The checksum follows ISO 13616 / ISO 7064 MOD-97-10:
- Strip spaces and uppercase the string.
- Move the first four characters (
ILplus check digits) to the end. - Replace each letter with its 2-digit code:
I = 18,L = 21. - Reduce the resulting integer modulo 97, folding progressively to avoid overflow.
- The IBAN is valid if and only if the remainder equals 1.
Worked example
Take IL62 0108 0000 0009 9999 999:
- Country code:
IL— Israel - Check digits:
62 - Bank code:
010(Bank Leumi) - Branch code:
800 - Account:
0000099999999
Moving IL62 to the end and expanding the letters produces a long numeric string that reduces to a MOD-97 remainder of 1, so the IBAN is structurally valid.

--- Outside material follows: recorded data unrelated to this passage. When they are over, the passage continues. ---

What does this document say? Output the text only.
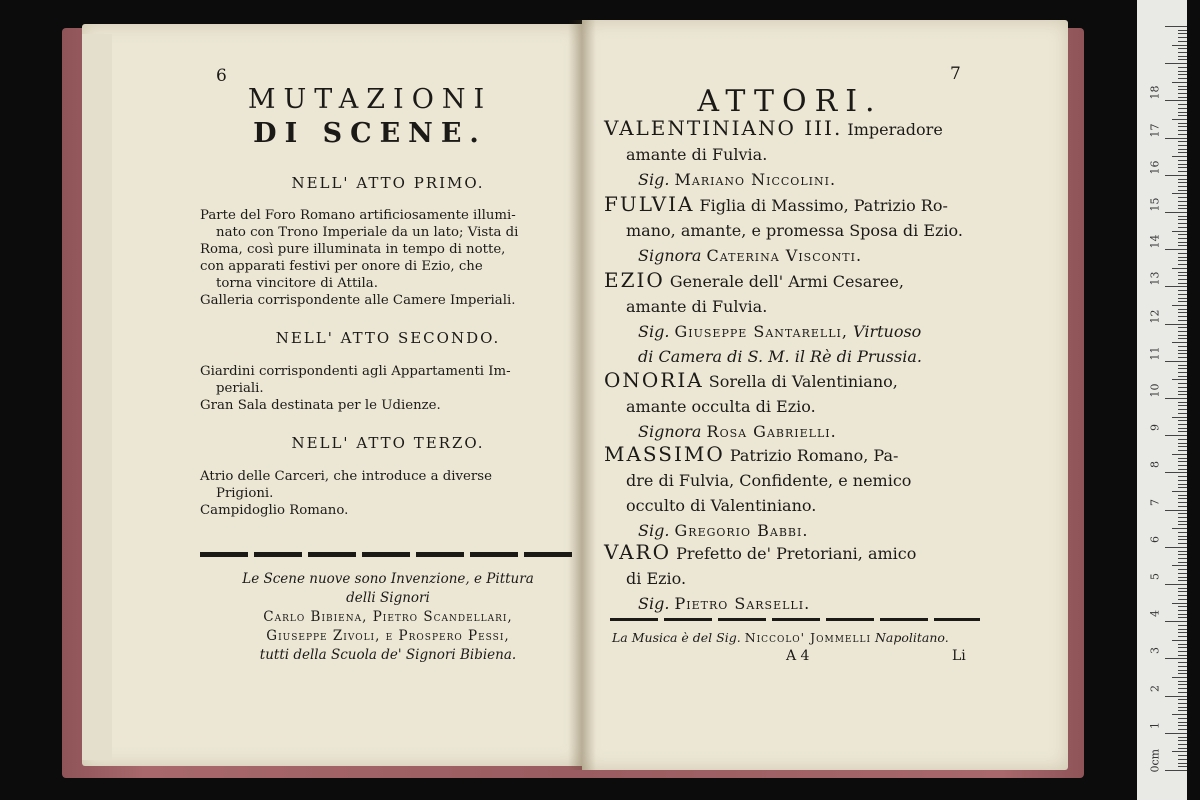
6
MUTAZIONI
DI SCENE.
NELL' ATTO PRIMO.
Parte del Foro Romano artificiosamente illumi-
nato con Trono Imperiale da un lato; Vista di
Roma, così pure illuminata in tempo di notte,
con apparati festivi per onore di Ezio, che
torna vincitore di Attila.
Galleria corrispondente alle Camere Imperiali.
NELL' ATTO SECONDO.
Giardini corrispondenti agli Appartamenti Im-
periali.
Gran Sala destinata per le Udienze.
NELL' ATTO TERZO.
Atrio delle Carceri, che introduce a diverse
Prigioni.
Campidoglio Romano.
Le Scene nuove sono Invenzione, e Pittura
delli Signori
Carlo Bibiena, Pietro Scandellari,
Giuseppe Zivoli, e Prospero Pessi,
tutti della Scuola de' Signori Bibiena.
7
ATTORI.
VALENTINIANO III. Imperadore
amante di Fulvia.
Sig. Mariano Niccolini.
FULVIA Figlia di Massimo, Patrizio Ro-
mano, amante, e promessa Sposa di Ezio.
Signora Caterina Visconti.
EZIO Generale dell' Armi Cesaree,
amante di Fulvia.
Sig. Giuseppe Santarelli, Virtuoso
di Camera di S. M. il Rè di Prussia.
ONORIA Sorella di Valentiniano,
amante occulta di Ezio.
Signora Rosa Gabrielli.
MASSIMO Patrizio Romano, Pa-
dre di Fulvia, Confidente, e nemico
occulto di Valentiniano.
Sig. Gregorio Babbi.
VARO Prefetto de' Pretoriani, amico
di Ezio.
Sig. Pietro Sarselli.
La Musica è del Sig. Niccolo' Jommelli Napolitano.
A 4	Li
0cm
1
2
3
4
5
6
7
8
9
10
11
12
13
14
15
16
17
18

| Field | Value | Meaning |
|---|---|---|
| Country | IL | Israel |
| Check digits | 62 | MOD-97 checksum pair |
| Bank code | 010 | Bank Leumi |
| Branch code | 800 | Branch (snif) |
| Account | 0000099999999 | Account at that branch |
| Total length | 23 | Matches the SWIFT registry |
Changing any single digit in a valid IBAN almost always produces a remainder other than 1, which is why the checksum catches the vast majority of typos. Every character is processed locally — nothing is uploaded, logged, or transmitted.